Pao-wen HUANG, M.A.

Accounting and Future Anticipation: Customs Policies and Practices in Taiwan, 1850–1990

© RUB, Marquard

The Chinese maritime customs, established in the latter half of the 19th century, developed a management method containing modern statistical and accounting concepts with the help of foreign experts. This led to an increase in customs revenues, but China did not entirely adopt Western financial management methods. As a result, two different management methods co-existed both in China and Taiwan. After the opening of ports in the 1860s, Taiwan gradually gained independence from Fujian Province with the support of tariff revenue and was eventually declared a province in 1885. The cession of Taiwan to Japan by the Qing dynasty in 1895 resulted in the termination of the previous customs system. However, after Taiwan came under the control of the Republic of China in 1945, the customs administration experienced a revival until 1991. Once a symbol of progress during the Qing Dynasty, it became a vestige of the past during the Republic of China’s rule in Taiwan.
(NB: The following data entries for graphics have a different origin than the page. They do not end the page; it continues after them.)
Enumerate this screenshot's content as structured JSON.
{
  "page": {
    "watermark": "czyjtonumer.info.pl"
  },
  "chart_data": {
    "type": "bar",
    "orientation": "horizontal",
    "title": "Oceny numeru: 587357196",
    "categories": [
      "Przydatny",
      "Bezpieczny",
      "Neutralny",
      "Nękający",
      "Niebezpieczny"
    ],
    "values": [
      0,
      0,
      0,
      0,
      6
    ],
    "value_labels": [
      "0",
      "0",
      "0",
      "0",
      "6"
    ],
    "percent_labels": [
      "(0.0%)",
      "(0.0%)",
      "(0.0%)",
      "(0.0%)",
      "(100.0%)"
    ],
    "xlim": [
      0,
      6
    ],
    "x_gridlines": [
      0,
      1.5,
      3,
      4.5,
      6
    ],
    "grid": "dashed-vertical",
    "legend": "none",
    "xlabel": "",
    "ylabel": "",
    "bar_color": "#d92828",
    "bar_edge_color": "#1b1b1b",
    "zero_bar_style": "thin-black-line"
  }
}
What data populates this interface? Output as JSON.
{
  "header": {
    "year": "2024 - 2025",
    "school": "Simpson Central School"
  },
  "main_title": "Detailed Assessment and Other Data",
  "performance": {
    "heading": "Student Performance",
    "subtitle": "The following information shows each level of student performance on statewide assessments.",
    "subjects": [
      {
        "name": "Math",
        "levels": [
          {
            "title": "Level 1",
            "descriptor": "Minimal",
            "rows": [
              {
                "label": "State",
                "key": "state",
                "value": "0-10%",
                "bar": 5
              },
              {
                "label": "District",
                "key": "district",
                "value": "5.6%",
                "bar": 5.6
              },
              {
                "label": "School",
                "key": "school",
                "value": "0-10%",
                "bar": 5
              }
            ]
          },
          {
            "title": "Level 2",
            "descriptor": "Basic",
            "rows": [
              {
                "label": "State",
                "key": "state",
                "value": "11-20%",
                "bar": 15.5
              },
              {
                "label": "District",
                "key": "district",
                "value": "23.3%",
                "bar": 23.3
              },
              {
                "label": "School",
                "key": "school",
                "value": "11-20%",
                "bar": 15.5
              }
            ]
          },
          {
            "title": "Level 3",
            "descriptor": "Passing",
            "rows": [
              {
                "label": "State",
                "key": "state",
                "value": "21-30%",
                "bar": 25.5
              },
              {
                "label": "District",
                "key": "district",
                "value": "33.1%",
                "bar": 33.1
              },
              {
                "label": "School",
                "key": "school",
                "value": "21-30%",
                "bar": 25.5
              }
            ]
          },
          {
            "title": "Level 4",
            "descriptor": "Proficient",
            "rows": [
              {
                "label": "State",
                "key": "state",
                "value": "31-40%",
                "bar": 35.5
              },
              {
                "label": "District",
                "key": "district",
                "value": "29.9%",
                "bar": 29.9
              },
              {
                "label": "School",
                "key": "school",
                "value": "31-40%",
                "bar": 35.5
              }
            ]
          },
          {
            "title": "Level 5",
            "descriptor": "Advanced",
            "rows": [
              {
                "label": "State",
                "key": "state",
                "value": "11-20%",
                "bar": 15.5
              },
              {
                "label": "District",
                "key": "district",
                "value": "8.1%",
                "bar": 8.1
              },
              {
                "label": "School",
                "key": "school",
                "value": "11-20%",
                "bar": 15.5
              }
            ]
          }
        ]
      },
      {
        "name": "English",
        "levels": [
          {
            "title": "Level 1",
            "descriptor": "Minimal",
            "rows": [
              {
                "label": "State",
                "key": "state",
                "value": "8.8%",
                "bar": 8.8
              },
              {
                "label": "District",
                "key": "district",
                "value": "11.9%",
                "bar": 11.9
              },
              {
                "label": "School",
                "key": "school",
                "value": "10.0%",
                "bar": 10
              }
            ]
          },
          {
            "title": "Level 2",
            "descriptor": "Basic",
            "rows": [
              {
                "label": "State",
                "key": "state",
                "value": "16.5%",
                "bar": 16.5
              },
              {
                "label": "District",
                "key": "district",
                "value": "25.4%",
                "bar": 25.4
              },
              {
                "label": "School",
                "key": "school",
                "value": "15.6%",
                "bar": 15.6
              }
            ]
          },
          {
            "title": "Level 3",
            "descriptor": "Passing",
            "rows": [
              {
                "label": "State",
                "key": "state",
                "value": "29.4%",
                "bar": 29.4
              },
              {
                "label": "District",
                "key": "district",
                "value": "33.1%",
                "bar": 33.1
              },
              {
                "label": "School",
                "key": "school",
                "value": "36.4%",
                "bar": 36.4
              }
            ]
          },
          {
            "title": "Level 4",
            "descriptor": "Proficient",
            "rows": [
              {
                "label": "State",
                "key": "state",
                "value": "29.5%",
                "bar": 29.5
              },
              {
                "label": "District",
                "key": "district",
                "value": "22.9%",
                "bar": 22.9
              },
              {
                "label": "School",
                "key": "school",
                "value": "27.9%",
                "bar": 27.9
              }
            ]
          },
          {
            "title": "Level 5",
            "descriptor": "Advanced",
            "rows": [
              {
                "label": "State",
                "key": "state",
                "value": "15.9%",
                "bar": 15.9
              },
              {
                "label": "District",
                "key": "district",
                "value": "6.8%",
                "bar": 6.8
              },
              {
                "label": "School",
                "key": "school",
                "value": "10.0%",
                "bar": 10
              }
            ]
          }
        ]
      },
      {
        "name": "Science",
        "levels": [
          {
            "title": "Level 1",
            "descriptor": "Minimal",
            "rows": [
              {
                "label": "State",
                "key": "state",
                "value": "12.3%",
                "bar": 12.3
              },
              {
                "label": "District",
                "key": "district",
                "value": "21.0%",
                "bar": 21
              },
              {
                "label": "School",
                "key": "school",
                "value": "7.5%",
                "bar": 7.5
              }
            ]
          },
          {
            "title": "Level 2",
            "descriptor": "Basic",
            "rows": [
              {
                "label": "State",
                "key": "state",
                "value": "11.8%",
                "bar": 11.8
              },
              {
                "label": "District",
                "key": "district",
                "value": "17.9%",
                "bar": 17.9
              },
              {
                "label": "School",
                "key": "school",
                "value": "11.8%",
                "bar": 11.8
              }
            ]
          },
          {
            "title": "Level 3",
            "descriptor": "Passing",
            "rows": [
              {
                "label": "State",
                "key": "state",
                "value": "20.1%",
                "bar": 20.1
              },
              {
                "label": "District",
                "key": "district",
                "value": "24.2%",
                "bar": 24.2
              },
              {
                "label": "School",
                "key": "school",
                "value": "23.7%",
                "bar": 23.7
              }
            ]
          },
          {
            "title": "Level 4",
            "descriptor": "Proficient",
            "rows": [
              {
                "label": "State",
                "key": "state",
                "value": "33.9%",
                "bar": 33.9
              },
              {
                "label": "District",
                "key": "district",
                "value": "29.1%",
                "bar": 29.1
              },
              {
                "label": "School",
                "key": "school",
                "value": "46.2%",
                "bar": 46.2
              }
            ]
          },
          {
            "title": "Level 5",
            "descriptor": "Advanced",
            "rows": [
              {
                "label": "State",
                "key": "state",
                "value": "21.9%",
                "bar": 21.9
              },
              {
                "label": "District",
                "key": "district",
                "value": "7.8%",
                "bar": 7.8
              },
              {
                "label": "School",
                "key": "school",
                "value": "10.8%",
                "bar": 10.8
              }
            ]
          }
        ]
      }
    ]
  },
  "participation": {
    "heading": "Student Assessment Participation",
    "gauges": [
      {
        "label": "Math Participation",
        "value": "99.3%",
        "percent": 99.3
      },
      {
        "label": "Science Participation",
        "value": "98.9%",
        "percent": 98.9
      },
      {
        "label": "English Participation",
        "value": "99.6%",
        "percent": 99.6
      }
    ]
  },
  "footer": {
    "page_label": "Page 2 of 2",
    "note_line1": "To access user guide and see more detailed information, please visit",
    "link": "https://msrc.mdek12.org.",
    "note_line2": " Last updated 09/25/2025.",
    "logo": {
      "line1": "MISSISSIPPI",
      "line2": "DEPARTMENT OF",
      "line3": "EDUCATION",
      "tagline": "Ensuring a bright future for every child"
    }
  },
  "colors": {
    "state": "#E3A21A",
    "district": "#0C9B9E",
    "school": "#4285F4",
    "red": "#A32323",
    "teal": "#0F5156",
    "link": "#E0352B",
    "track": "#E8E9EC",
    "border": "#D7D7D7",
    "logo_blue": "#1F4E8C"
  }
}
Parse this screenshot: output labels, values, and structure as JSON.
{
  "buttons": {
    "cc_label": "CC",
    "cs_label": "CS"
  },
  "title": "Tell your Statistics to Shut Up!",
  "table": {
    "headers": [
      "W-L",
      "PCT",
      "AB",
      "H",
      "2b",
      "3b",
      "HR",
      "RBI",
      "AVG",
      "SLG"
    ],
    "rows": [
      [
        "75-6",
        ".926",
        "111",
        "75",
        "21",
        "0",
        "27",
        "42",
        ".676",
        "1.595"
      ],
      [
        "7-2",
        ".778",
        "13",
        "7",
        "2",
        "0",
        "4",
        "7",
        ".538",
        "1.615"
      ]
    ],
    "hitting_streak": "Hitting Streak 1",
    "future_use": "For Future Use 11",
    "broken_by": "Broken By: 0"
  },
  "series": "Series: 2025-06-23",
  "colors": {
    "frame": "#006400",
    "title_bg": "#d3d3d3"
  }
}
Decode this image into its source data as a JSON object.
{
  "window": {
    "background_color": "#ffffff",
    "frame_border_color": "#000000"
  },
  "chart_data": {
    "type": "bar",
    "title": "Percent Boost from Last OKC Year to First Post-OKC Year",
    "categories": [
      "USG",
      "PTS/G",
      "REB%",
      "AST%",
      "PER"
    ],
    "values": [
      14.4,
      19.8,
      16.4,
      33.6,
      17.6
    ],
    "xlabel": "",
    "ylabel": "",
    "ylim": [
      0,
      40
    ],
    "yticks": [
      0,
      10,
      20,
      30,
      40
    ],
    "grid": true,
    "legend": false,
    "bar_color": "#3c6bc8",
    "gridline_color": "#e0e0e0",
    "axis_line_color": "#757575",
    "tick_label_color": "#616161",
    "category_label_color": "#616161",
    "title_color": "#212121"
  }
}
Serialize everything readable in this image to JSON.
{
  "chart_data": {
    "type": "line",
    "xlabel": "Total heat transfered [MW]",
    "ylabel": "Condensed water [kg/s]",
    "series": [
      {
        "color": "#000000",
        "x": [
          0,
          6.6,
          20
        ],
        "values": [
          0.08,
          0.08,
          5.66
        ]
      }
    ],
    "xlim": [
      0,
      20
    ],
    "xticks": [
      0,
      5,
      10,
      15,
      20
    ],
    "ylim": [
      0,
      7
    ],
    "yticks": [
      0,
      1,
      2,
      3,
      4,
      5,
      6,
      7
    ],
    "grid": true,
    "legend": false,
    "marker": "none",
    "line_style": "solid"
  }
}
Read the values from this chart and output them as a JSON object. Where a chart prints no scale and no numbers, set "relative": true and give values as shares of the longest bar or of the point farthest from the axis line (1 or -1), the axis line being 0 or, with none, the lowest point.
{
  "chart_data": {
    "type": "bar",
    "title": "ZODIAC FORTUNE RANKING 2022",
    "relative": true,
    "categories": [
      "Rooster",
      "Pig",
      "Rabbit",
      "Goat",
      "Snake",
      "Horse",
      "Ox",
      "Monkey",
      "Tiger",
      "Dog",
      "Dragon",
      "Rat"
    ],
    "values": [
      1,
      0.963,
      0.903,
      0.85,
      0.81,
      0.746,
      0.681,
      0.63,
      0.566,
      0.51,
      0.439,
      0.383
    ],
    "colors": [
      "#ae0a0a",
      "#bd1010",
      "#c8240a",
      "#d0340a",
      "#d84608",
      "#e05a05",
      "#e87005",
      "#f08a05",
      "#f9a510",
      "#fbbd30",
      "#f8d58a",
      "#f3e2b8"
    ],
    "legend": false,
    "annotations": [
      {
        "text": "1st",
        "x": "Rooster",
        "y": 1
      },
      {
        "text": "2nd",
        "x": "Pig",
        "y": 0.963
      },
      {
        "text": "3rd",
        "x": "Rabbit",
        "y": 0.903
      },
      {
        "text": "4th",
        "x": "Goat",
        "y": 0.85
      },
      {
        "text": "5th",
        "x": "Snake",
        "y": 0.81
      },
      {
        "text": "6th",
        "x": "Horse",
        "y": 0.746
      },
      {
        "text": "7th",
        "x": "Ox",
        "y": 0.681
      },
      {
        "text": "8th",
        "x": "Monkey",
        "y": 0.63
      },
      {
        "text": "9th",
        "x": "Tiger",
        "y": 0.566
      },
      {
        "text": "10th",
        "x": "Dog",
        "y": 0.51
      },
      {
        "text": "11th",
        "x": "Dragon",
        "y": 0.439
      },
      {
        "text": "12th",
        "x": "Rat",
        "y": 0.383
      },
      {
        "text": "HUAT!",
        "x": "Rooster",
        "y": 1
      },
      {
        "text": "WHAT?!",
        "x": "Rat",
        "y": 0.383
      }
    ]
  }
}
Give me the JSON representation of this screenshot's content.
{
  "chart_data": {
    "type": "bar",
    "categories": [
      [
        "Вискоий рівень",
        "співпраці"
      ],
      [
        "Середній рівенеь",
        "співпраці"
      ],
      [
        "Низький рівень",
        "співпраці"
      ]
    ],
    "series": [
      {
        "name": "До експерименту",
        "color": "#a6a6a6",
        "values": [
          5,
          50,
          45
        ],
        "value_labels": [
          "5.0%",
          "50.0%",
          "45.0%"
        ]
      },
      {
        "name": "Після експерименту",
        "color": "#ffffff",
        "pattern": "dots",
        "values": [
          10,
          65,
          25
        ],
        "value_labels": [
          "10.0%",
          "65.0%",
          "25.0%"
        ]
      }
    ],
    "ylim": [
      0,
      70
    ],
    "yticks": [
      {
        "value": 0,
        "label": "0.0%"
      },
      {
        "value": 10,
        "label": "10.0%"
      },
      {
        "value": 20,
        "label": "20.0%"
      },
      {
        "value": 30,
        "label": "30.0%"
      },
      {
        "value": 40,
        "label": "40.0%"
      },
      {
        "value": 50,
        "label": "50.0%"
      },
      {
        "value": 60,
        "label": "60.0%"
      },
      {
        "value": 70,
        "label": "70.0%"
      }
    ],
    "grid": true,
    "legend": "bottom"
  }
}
The differing attitudes of the Kuomintang and the Communist Party towards this institution had direct impact on the different economic and trade development in present-day Taiwan and China. My research will focus on ideas of future and modernity in fiscal and economic policies influenced by the West and the clash with the traditional Chinese fiscal systems and shed light on the factors that have contributed to the gradual socioeconomic divergence between Taiwan and China.